If you find that you have thoughts about harming yourself and/or your baby, don’t wait. Seek help from someone you can trust – your partner, parents, best friend – and go to the emergency center in your area.

If you think that someone you know may suffer from postpartum depression – it may be your spouse, your daughter or son, or maybe a friend – my suggestion is to talk to them about it. But do so in a sensitive way. Remember that many mothers who have the baby blues or suffer from postpartum depression feel strong feelings of shame and guilt over not being the best mom or feeling inadequate.

How to talk to your acquaintance about his or her depression? Remember to be as non-judgmental as you can. Remind yourself, and your acquaintance, that being depressed is not something that he or she DOES, it something that happened to them and it says nothing about their good will, their strength, etc.

By validating the difficult feelings, which means not attacking those feelings, you will set the stage for healing. Help your acquaintance to find good therapy and support them in the process. And most important of all – give them the time they need to get better.

Do Fathers Get Postpartum Depression?

Yes.

Although this post was written in honor of the Maternal Mental Health Awareness Week, and although postpartum depression is considered a women’s conditions, men can get it too. It is estimated that as much as 1 out of 10 men will suffer from postpartum depression.

It’s true that fathers don’t go through the hormonal changes that come with pregnancy and labor. And it’s also true that they usually don’t engage in breastfeeding and in most cases, they go back to work earlier than their mother. However, fathers can be overwhelmed as well. They can get over fatigued, they can feel sad as well as all the other symptoms of postpartum depression.

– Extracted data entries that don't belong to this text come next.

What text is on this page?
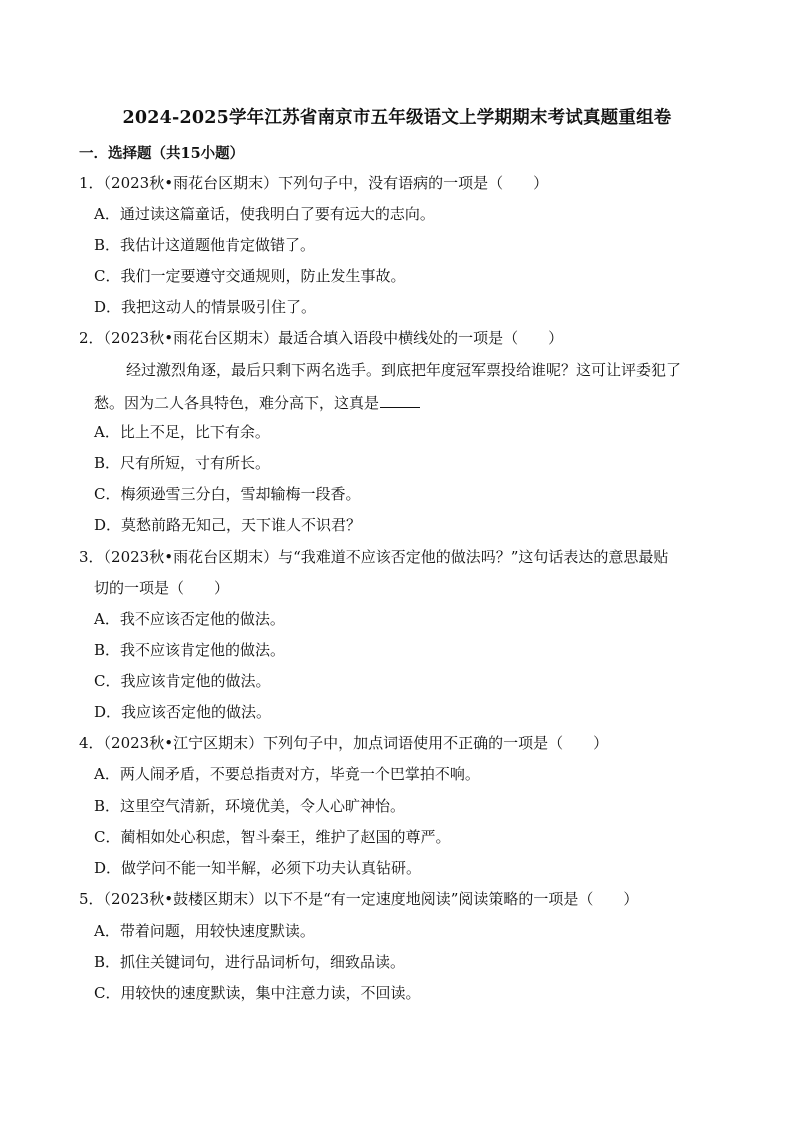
2024-2025学年江苏省南京市五年级语文上学期期末考试真题重组卷
一．选择题（共15小题）
1．（2023秋•雨花台区期末）下列句子中，没有语病的一项是（　　）
A．通过读这篇童话，使我明白了要有远大的志向。
B．我估计这道题他肯定做错了。
C．我们一定要遵守交通规则，防止发生事故。
D．我把这动人的情景吸引住了。
2．（2023秋•雨花台区期末）最适合填入语段中横线处的一项是（　　）
经过激烈角逐，最后只剩下两名选手。到底把年度冠军票投给谁呢？这可让评委犯了
愁。因为二人各具特色，难分高下，这真是
A．比上不足，比下有余。
B．尺有所短，寸有所长。
C．梅须逊雪三分白，雪却输梅一段香。
D．莫愁前路无知己，天下谁人不识君？
3．（2023秋•雨花台区期末）与“我难道不应该否定他的做法吗？”这句话表达的意思最贴
切的一项是（　　）
A．我不应该否定他的做法。
B．我不应该肯定他的做法。
C．我应该肯定他的做法。
D．我应该否定他的做法。
4．（2023秋•江宁区期末）下列句子中，加点词语使用不正确的一项是（　　）
A．两人闹矛盾，不要总指责对方，毕竟一个巴掌拍不响。
B．这里空气清新，环境优美，令人心旷神怡。
C．蔺相如处心积虑，智斗秦王，维护了赵国的尊严。
D．做学问不能一知半解，必须下功夫认真钻研。
5．（2023秋•鼓楼区期末）以下不是“有一定速度地阅读”阅读策略的一项是（　　）
A．带着问题，用较快速度默读。
B．抓住关键词句，进行品词析句，细致品读。
C．用较快的速度默读，集中注意力读，不回读。
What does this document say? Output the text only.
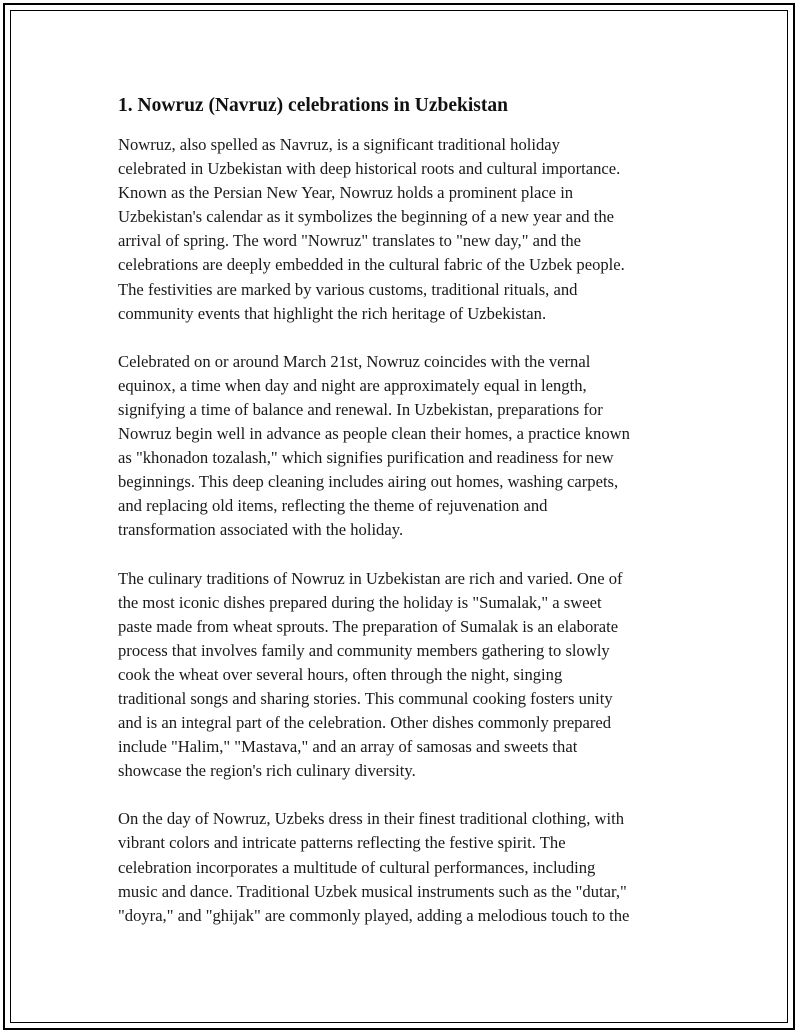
1. Nowruz (Navruz) celebrations in Uzbekistan

Nowruz, also spelled as Navruz, is a significant traditional holiday
celebrated in Uzbekistan with deep historical roots and cultural importance.
Known as the Persian New Year, Nowruz holds a prominent place in
Uzbekistan's calendar as it symbolizes the beginning of a new year and the
arrival of spring. The word "Nowruz" translates to "new day," and the
celebrations are deeply embedded in the cultural fabric of the Uzbek people.
The festivities are marked by various customs, traditional rituals, and
community events that highlight the rich heritage of Uzbekistan.

Celebrated on or around March 21st, Nowruz coincides with the vernal
equinox, a time when day and night are approximately equal in length,
signifying a time of balance and renewal. In Uzbekistan, preparations for
Nowruz begin well in advance as people clean their homes, a practice known
as "khonadon tozalash," which signifies purification and readiness for new
beginnings. This deep cleaning includes airing out homes, washing carpets,
and replacing old items, reflecting the theme of rejuvenation and
transformation associated with the holiday.

The culinary traditions of Nowruz in Uzbekistan are rich and varied. One of
the most iconic dishes prepared during the holiday is "Sumalak," a sweet
paste made from wheat sprouts. The preparation of Sumalak is an elaborate
process that involves family and community members gathering to slowly
cook the wheat over several hours, often through the night, singing
traditional songs and sharing stories. This communal cooking fosters unity
and is an integral part of the celebration. Other dishes commonly prepared
include "Halim," "Mastava," and an array of samosas and sweets that
showcase the region's rich culinary diversity.

On the day of Nowruz, Uzbeks dress in their finest traditional clothing, with
vibrant colors and intricate patterns reflecting the festive spirit. The
celebration incorporates a multitude of cultural performances, including
music and dance. Traditional Uzbek musical instruments such as the "dutar,"
"doyra," and "ghijak" are commonly played, adding a melodious touch to the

It’s especially important to note that sometimes fathers find it hard to bond with the baby, especially if they compare themselves to the mother. This has many reasons. For example, if the mother stays at home with the baby and is engaged with the baby all day long, she has so many bonding opportunities that the father just misses.

Every time she holds her baby close, and especially during feeding time, a rush of oxytocin – the hormone responsible for feelings of love and bonding – flows through both her and the baby. Fathers, traditionally, have fewer opportunities to do so. This is why it is recommended for fathers to feed their babies and hold them close, preferably with skin touching skin.

Another reason fathers find it hard to bond with their babies is social norms. As progressive and advanced as our culture is, we still regard women as natural caregivers and men as… not. We don’t really teach our boys to be caregivers when they grow up. Most of the toys and games that have anything to do with parenting and caregiving are designed to attract girls and not boys, and boys can be scolded for wanting to play with them. As long as we keep this stupid division, grown men will find it hard to bond with their babies in a natural way.

Conclusion

Postpartum depression is a prevalent condition. Estimates show that up to one in five women in the U.S. will suffer from it at one time or another. Fathers can have postpartum depression as well.

Estimates states that that 7 in 10 women downplay or hide their symptoms. However, postpartum depression, or any other maternal mental health condition, is not something to be ashamed of.

You are not a bad person for having those feelings and you can get treatment that will help you feel better and build the connection with your baby to the fullest.